Le jour où une asso a imposé le “Parental Advisory” sur une pochette de disque

C’est désormais devenu une habitude : sur chaque album contenant des paroles potentiellement violentes ou offensantes, ce logo est placardé sur la couverture d’album avec marqué en gros “Parental Advisory : Explicit Content”. Comment en est-on arrivé là ? Pour comprendre, il faut remonter à 1985 quand un petit groupe de conservateurs très remontés décide d'aller jusqu’au Sénat américain pour imposer ce signe.
  • Tout commence lorsque Tipper Gore achète le vinyle de “Purple Rain” pour sa fille. L’Américaine est immédiatement choquée par les paroles du morceau de Darling Nikki dans lequel Prince évoque très explicitement la masturbation de la fameuse Nikki : “I guess you could say she was a sex friend, I met her in a hotel lobby masturbating with a magazine / On peut dire que c'était une obsédée sexuelle, je l'ai rencontrée à l’accueil d'un hôtel, elle se masturbait devant un magazine.” Dès lors, Tipper Gore utilise l’influence de son mari Al - qui deviendra plus tard vice-président des Etats-Unis - pour empêcher des textes aussi crus d’arriver aux oreilles des enfants. 

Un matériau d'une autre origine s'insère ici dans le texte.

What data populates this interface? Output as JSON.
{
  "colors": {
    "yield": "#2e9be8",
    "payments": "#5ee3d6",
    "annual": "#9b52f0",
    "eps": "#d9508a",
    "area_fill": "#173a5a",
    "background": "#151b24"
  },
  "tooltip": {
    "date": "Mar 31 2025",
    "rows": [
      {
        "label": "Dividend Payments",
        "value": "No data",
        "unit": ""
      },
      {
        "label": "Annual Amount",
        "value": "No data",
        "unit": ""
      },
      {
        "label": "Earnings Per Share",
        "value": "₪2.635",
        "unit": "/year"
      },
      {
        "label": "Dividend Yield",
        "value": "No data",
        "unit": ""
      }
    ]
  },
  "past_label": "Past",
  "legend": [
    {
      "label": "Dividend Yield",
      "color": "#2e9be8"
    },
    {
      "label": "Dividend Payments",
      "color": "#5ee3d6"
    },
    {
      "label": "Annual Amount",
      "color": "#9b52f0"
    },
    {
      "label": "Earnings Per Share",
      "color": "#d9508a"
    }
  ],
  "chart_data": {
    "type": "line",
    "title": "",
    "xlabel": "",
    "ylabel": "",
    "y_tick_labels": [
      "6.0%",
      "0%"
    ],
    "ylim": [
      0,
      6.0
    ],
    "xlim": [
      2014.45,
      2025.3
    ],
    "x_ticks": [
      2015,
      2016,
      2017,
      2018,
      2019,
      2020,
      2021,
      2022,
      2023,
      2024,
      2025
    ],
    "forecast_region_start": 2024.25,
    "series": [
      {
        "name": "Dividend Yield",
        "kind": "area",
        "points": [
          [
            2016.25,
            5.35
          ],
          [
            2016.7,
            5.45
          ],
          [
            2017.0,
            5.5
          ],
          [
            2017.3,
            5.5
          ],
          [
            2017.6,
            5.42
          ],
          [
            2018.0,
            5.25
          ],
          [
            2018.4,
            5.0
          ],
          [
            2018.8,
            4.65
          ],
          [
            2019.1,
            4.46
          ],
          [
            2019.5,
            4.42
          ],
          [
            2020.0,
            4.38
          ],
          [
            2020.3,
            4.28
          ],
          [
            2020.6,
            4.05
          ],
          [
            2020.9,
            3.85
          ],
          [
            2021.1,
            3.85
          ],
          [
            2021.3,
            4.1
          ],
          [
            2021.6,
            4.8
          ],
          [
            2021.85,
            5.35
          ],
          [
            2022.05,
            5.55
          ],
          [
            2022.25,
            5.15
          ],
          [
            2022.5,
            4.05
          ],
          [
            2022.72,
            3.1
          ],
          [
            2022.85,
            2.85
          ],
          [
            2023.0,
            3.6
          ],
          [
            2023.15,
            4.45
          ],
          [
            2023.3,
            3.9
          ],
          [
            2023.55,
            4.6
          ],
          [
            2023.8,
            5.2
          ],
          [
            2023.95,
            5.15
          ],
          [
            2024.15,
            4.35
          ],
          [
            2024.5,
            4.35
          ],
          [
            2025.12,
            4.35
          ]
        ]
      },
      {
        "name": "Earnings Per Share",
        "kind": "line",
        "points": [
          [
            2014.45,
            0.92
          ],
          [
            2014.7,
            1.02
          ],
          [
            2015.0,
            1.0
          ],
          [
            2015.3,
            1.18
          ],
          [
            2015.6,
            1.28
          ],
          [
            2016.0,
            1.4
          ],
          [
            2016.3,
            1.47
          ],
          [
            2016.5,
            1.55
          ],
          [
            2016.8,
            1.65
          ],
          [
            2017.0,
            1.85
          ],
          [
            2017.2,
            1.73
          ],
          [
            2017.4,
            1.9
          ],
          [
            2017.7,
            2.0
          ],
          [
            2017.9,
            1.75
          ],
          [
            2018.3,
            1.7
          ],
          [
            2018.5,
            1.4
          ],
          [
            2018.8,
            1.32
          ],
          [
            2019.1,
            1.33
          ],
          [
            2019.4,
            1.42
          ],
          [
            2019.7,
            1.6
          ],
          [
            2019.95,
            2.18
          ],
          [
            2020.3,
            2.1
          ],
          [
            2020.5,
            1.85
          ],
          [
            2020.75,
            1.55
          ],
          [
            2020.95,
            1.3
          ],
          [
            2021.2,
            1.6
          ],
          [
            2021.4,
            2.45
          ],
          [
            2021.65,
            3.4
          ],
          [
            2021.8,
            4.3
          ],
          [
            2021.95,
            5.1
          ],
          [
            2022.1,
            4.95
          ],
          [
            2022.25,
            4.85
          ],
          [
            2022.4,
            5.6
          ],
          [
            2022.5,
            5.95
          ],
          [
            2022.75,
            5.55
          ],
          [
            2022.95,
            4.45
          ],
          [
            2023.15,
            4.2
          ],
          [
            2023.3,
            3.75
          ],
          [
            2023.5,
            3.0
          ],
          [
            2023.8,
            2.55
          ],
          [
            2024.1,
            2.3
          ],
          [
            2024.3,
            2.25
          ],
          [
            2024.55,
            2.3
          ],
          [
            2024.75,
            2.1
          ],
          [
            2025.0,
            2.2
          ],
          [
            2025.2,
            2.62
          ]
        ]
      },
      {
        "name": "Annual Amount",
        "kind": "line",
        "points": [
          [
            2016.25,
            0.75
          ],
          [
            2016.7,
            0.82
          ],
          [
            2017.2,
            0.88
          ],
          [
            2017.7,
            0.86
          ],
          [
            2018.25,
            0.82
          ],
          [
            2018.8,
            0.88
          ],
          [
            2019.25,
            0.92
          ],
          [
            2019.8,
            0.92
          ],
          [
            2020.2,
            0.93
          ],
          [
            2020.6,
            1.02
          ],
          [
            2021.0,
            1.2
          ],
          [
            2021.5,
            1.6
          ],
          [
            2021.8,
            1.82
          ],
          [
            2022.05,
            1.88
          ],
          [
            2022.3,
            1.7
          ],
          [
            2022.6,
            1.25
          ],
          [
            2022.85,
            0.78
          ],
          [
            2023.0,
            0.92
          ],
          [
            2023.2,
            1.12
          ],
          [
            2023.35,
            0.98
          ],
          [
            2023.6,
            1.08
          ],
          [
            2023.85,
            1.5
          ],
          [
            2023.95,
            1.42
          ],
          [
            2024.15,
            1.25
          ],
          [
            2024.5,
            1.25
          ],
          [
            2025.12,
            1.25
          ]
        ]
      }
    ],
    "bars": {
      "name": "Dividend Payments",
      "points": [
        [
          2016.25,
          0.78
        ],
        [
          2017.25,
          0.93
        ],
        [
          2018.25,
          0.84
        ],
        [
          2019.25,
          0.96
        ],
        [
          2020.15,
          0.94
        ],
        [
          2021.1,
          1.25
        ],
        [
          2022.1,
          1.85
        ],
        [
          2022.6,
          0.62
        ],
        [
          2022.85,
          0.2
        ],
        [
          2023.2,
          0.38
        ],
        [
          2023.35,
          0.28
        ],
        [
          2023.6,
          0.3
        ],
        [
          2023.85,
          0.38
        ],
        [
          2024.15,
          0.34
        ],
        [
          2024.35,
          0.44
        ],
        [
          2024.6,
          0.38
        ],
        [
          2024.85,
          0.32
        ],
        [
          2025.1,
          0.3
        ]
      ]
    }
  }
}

    Très vite, d’autres femmes vont se rallier à sa cause. Toutes se connaissent de près ou de loin de par l’engagement politique de leurs maris respectifs. Elles se sont toutes unies après avoir vu leurs gosses écouter des morceaux qu’ils n’auraient pas dû. C’est ainsi que le 13 mai 1985, ces femmes créent le Parents Music Resource Center. Le but premier de cette association est d’attirer l’attention d’autres parents sur le danger des paroles de certaines chansons populaires, surtout dans le rock’n’roll. Une fois que ce mouvement prend de l’ampleur, les ambitions du PMRC se décuplent. Il demande à la Recording Industry Association of America de se plier à ses exigences : indiquer sur sa pochette quel titre ou quel disque est explicite ou obscène, à l’image des films de l’époque. Le refus de la RIAA est catégorique. S'ensuit une audition au Sénat Américain le 19 septembre 1985 qui marquera l’histoire.

    Si le Parents Music Resource Center a pu passer les portes du Sénat, c’est grâce au fait que dix femmes membres de l’association étaient mariées à des sénateurs. Durant ce rendez-vous ultra médiatisé, le PMRC dresse une liste de 15 morceaux explicites en exemple, allant de Mötley Crüe à Cyndi Lauper. Il demande à ce que ces chansons soient catégorisées en quatre genres : “X” pour le sexe, “V” pour la violence, “D/A” pour la drogue et l'alcool et “O” pour le contenu occulte. L’audience est surtout marquée par la présence de Frank Zappa qui défend fermement la liberté d’expression aux côtés de certains sénateurs qui s’opposent aux revendications de l’association conservatrice.

    Deux mois après l’audience au Sénat, le 1er novembre 1985, la RIAA arrive à trouver un compromis avec le PMRC. Le logo “Explicit Lyrics - Parental Advisory” sera bien présent sur la pochette des disques considérés comme ayant des paroles explicites ou alors il faudra imprimer ces lyrics au verso de l’album. Dès 1986, il sera appliqué sur certains disques plus ou moins aléatoirement en vert et violet, dont l’album “Jazz From Hell” de Frank Zappa (pourtant entièrement instrumental). Les joyeux lurons de Mötley Crüe ont dû aussi mettre ce fameux sticker sur la cover de leur album après que le titre Bastard se soit retrouvé dans la liste des 15 chansons du PMRC. Interrogé en 2001 sur cette histoire, Vince Neil s’est félicité de ce coup de pub : “Une fois qu’il y avait cet autocollant, l'album a décollé. Les enfants le voulaient encore plus !

    Mais la véritable première apparition de ce logo tel qu’on le connaît aujourd’hui arrive en 1990 sur la pochette de “Banned In The U.S.A.” du 2 Live Crew. Avec un titre pareil, c’est comme si le groupe de Miami avait anticipé la présence de ce symbole sur sa couverture.

    Aujourd’hui, le logo “Parental Advisory : Explicit Content” n’est plus obligatoire, même si un album contient des paroles grossières, sexuelles ou parlant de drogues. De son côté, le Parents Music Resource Center a disparu des radars… Peut-être que ces membres n’ont pas supporté de se faire insulter par Ice-T dans le titre Freedom of Speech après avoir essayé de le censurer. Personne ne censure Ice-T.